I got the feeling, and I'm possibly being uncharitable here, that a couple of the talks were rehashed keynote speeches.
CIDOC CRM
The big theme of the day was the
CIDOC CRM (Conceptual Reference Model). This is an elaborate upper ontology (though it predates the current interest in ontologies as such) which seems very general in scope, but which was developed by, and serves the interests of, the cultural heritage community (ie, museums). Thus it has terms such as `participated in', `has created' and `took place at'. This has obvious utility for describing museum holdings, and for providing very rich views of those for education or research purposes. One of the few demos on the day was a very impressive one by Matthew Addis of
Sculpteur and its partner project
Artiste, which showed how you could add lots of value to a catalogue (in our terms, a registry) using the sort of reasoning which semantically rich markup makes possible. However we already know we can do that, and the demo didn't go into enough detail to usefully suggest to us what to do next.

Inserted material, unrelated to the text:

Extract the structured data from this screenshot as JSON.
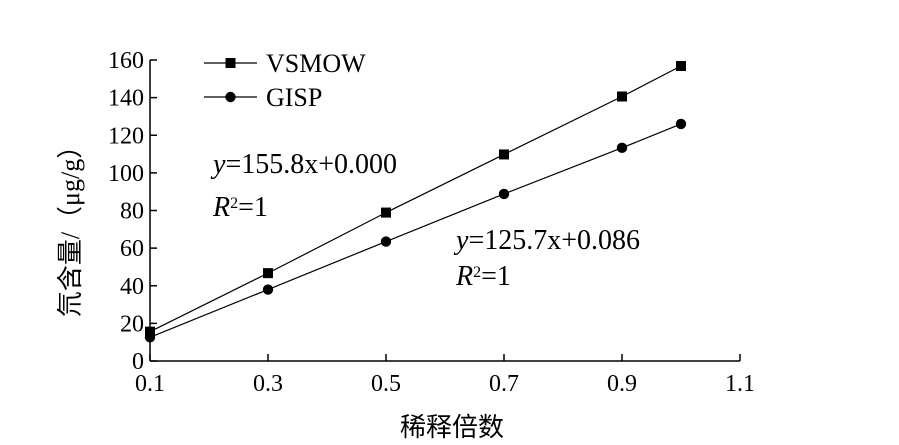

Catton: big and little ontologies
Chris Catton, of the Zoology department in Oxford, gave a very interesting talk on sharing ontologies, and the demerits of big ontologies. He pointed out that big ontologies are hard to reason over, hard to visualise or comprehend, and hard to agree with, in the sense of building consensus around (don't we just know this...). Small is beautiful for a variety of reasons, including that small ontologies are subject to natural selection (I heartily agree with this, as it's more or less my hobbyhorse as regards the VO DM effort). The GO is very big, but with only two concepts it remains very simple in fact, and easy to reason reason over.
Although it sounds like a way to break through the problem, simply pointing into a large ontology – in the sense of using concepts within an ontology without importing the whole thing – doesn't work. This can go wrong if by doing this you ignore other semantics of the terms you're using (Catton's somewhat synthetic example was using an ontology' `author' concept without realising that it's a subproperty of `unreliableAuthor'. In this case you can end up implying things you didn't intend, or unwittingly create contradictions, which are only noticed when someone else does import the whole ontology.
There's some work on patterns for ontology creation, and Catton mentioned Guarino and Welty's
ontological normalisation; and Alan Rector's
implementation normalisation (having an asserted ontology consisting purely of disjoint subtrees).
Catton's solution is to have `Application-level ontologies' – you agree very small ontologies, and then specialise them on an application-by-application basis. Yes, it's obvious (he says), so why isn't it more common? FOAF and DC are the only real examples of this so far.
Demos and assorted insights
Doug Tudhope talked about
FACET, which does thesaurus-based query expansion. There was a very quick demo, based on trying to find `carver chairs' (a particular style of chair) from an initial query string of `victorian mahogany armchairs', but when I tried to reproduce it just now, nothing worked (I suspect it might be IE-specific).
Catton distinguished between `domain' vs. `operational' ontologies (I don't know if this distinction is his, or a standard one): it's easy to say that 'a publication has an author', but BibTeX, BioPax, Atom, ... all implement this in substantially different ways, which breaks interop. This feels like a very useful and/or important idea, though I'm not quite sure quite where it fits into the scheme of things.
Martin Doerr: Categorisation processes don't have to be completely automatic to be useful–Wikipedia shows that there's a lot of manual work that folk are willing to put in if the rewards are right, and semiautomatic processes could build on this. There were frequent mentions of folksonomies and social tagging.
Matthew Addis: `Google doesn't work well for long-tail content'. Because the PageRank algorithm is fundamentall based on citations from high-ranging pages, it privileges the most popular items of any type. On the contrary Amazon makes its millions from the `long tail' of items which very few people want. It has occurred to me that Google is the SW's dirty little secret–it really
shouldn't be that successful when all it's doing is keyword searching. However, if Google really does miss the long tail, it's
here that you need semantic searching.
--
NormanGray - 31 Mar 2006